A Small Resolution for a Big Change
Do you find yourself saying “I’m okay” and “everything’s fine” just to avoid having to say how you really feel?
Image credit: nyul / 123RF Stock Photo
I’ve never been enthusiastic about celebrating the end of one year and the beginning of another. I’m not one to stay up until the stroke of midnight to toot a noisemaker and kiss a lot of strangers. As for resolutions? No way — well, at least until now.
I’ve been thinking that maybe this particular New Year really could be a new beginning. Not with a list that includes the ever popular “lose 10 pounds” or “go on more dates” — but something more expansive that would have a bigger impact on my life — like making a decision to stop saying something is okay or fine when it’s really not.
That’s because “I’m okay” and “everything’s fine” are things I say a lot. Not because I’m stating a fact but because such innocuous statements create a comfortable blur between me, you and my true feelings. After all, what does “I’m okay” and “everything’s fine” communicate besides nothing much at all? It could mean you’re content, satisfied, ambivalent, detached, uninterested or more likely, unwilling say how you really feel about a situation or yourself.
So this year my goal, or, if you must, “resolution,” is to stop saying “I’m okay” and “I’m fine” when in fact I’m something entirely different.
It seems to me that expressing my true feelings would dissolve a lot of barriers between me and other people, and keep me on a track with my true plan and purpose in life. What might be hiding under there if I had the courage to say how I really feel?
1) It’s not fine that you still owe me $100 but spent $650 on a new pair of Jimmy Choo shoes last weekend.
2) It’s not fine that you’re chronically late and leave me waiting at least 20 minutes every time I agree to give you a ride.
3) It’s not okay that you expect me to work late because I’m single and you’re married and your husband is at home waiting for his dinner.

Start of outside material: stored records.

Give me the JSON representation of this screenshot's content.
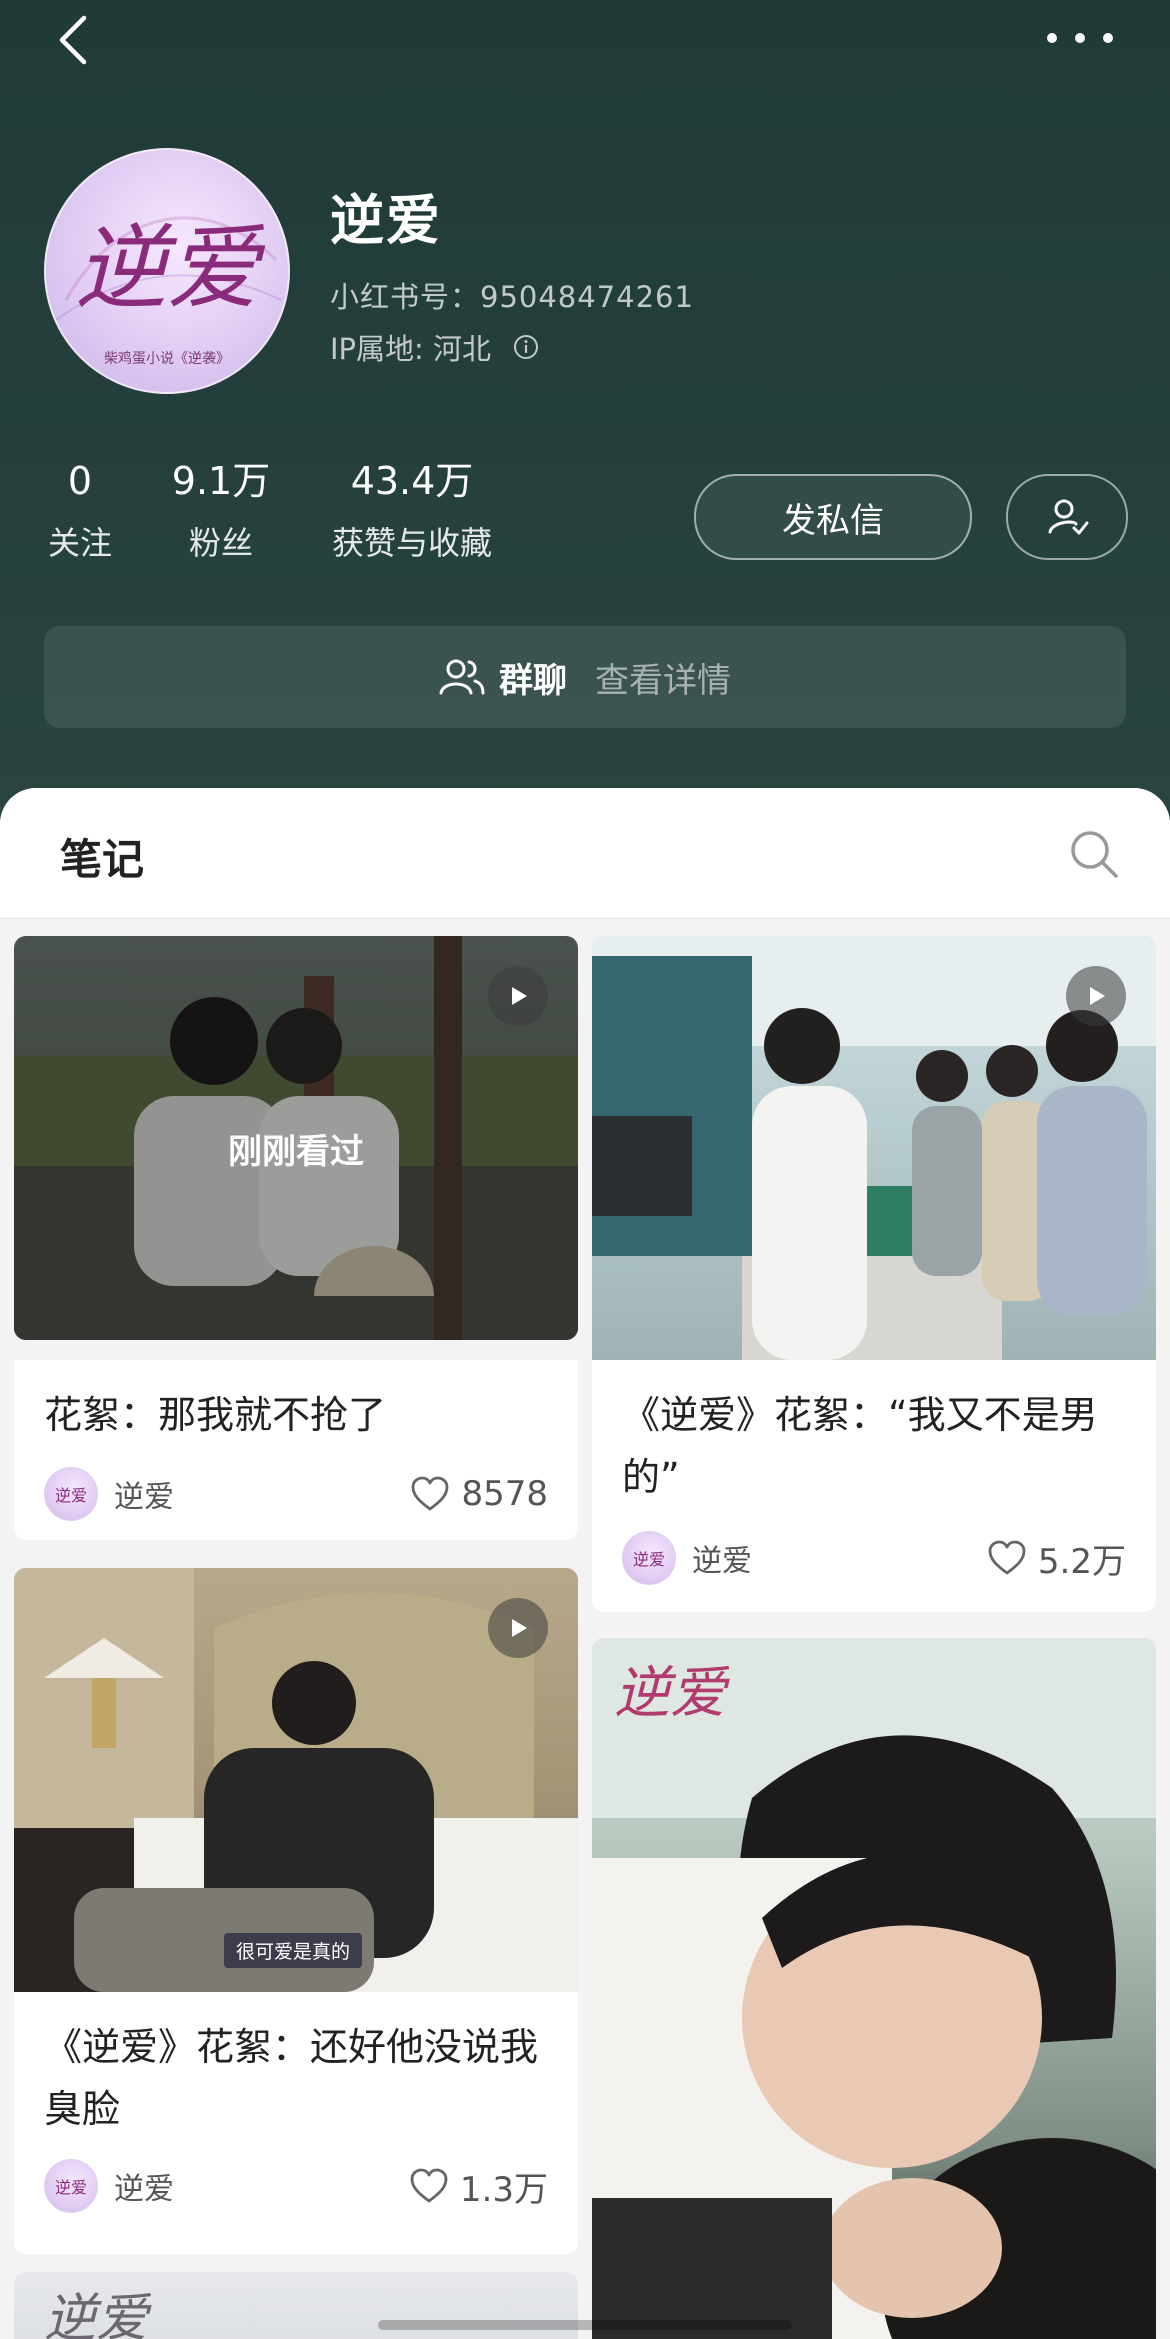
{
  "profile": {
    "name": "逆爱",
    "id_text": "小红书号：95048474261",
    "ip_text": "IP属地: 河北",
    "avatar_text": "逆爱",
    "avatar_caption": "柴鸡蛋小说《逆袭》"
  },
  "stats": [
    {
      "value": "0",
      "label": "关注"
    },
    {
      "value": "9.1万",
      "label": "粉丝"
    },
    {
      "value": "43.4万",
      "label": "获赞与收藏"
    }
  ],
  "actions": {
    "message_label": "发私信"
  },
  "group": {
    "title": "群聊",
    "detail": "查看详情"
  },
  "tabs": {
    "notes": "笔记"
  },
  "notes": [
    {
      "title": "花絮：那我就不抢了",
      "author": "逆爱",
      "likes": "8578",
      "overlay": "刚刚看过",
      "video": true
    },
    {
      "title": "《逆爱》花絮：“我又不是男的”",
      "author": "逆爱",
      "likes": "5.2万",
      "video": true
    },
    {
      "title": "《逆爱》花絮：还好他没说我臭脸",
      "author": "逆爱",
      "likes": "1.3万",
      "video": true,
      "subtitle": "很可爱是真的"
    },
    {
      "image_text": "逆爱"
    },
    {
      "image_text": "逆爱"
    }
  ],
  "colors": {
    "header_bg": "#243f3b",
    "accent_avatar": "#e7d3f6"
  }
}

4) It’s not okay that you RSVP’d to meet me at that event; double-confirmed that you would be there and then didn’t show up.
These are just examples, but you know what I’m talking about — those things we brush off and dismiss because we don’t want to be confrontational, don’t want to have a discussion and don’t want to look like we’re not being “nice.”
So this year, even if I don’t actually do it in every situation, I will be aware of how I really feel before “I’m okay” or “everything’s fine” slips out of my lips – and hopefully I’ll say how I really feel instead, or at least say it more often.
If I could keep this resolution, I wonder how different my life would be at the end of 2013? There would likely be fewer people in my circle of friends, but certainly the ones who remained would be worth having. I’d be closer to having the right companions, the right job and the right destiny. And maybe I’d really have something to toot my horn about at the stroke of midnight on January 1, 2014.